Indeed that high-tech stocktake was a direct result of the public outcry around those incidents last year, which many saw as, racial profiling, (New Zealand Police maintained that the images taken were lawfully acquired under Section 214 of the 1989 Oranga Tamariki Act.)

Without the excellent reporting by RNZ that uncovered the story in the Wairarapa it’s likely the public would still be in the dark around this issue.

The controversy highlights that New Zealand, like many other jurisdictions, has a regulatory gap when it comes to advanced surveillance practices, unlike other long accepted and regulated identifying technologies like fingerprinting or taking a DNA sample.

Clearly aware that this was a growing concern New Zealand Police announced in April that they’d appointed two independent facial recognition experts, Dr Nessa Lynch (Associate Professor at Victoria University) and Dr Andrew Chen (a Research Fellow at the University of Auckland) to “explore the current and possible future uses of facial recognition technology and what it means for policing in New Zealand communities.” 

While facial recognition is used by many forces around the world some are pushing back, citing privacy concerns. 

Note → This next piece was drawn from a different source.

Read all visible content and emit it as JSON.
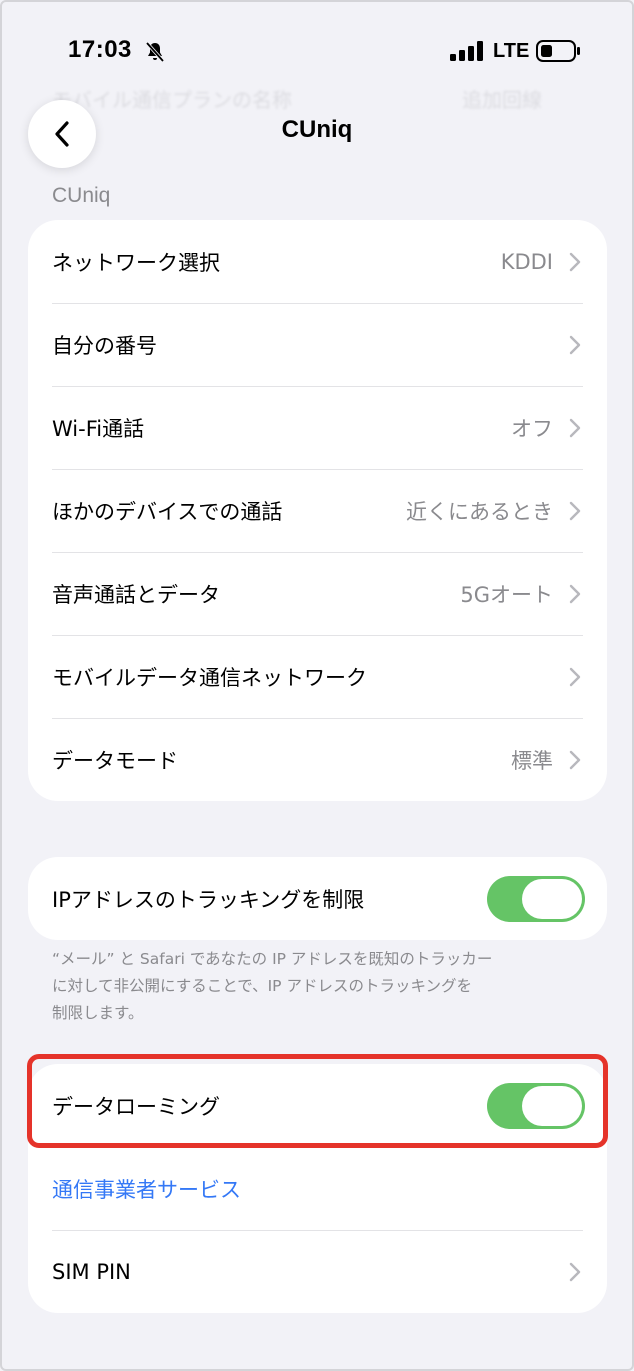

San Francisco for example, has banned New Zealand Police from using the technology.

Lynch and Chen’s findings are planned to be published in the coming months; and due in September is The Independent Police Conduct Authority and Privacy Commissioner’s report into the Maori photographing.

Dr Lynch believes that part of the problem is that the pace of technological change has outstripped that of law and regulation. 

“We welcome the opportunity to provide independent advice to assist New Zealand Police to develop and strengthen their policies for legal and ethical use of this technology.”

He says he and Chen are interested to find out how New Zealand Police are using facial recognition technologies today, and how they can consider the use of new tools in the future.

“There is often a perception of a trade-off between public safety and privacy – we hope to find a path forward that supports both of these values at the same time.”

Utilising independent, expert oversight is a welcome acknowledgement by New Zealand Police that it has some way to go to gain the public’s trust on this issue; but that comes after some pretty big missteps and maybe too little, too late.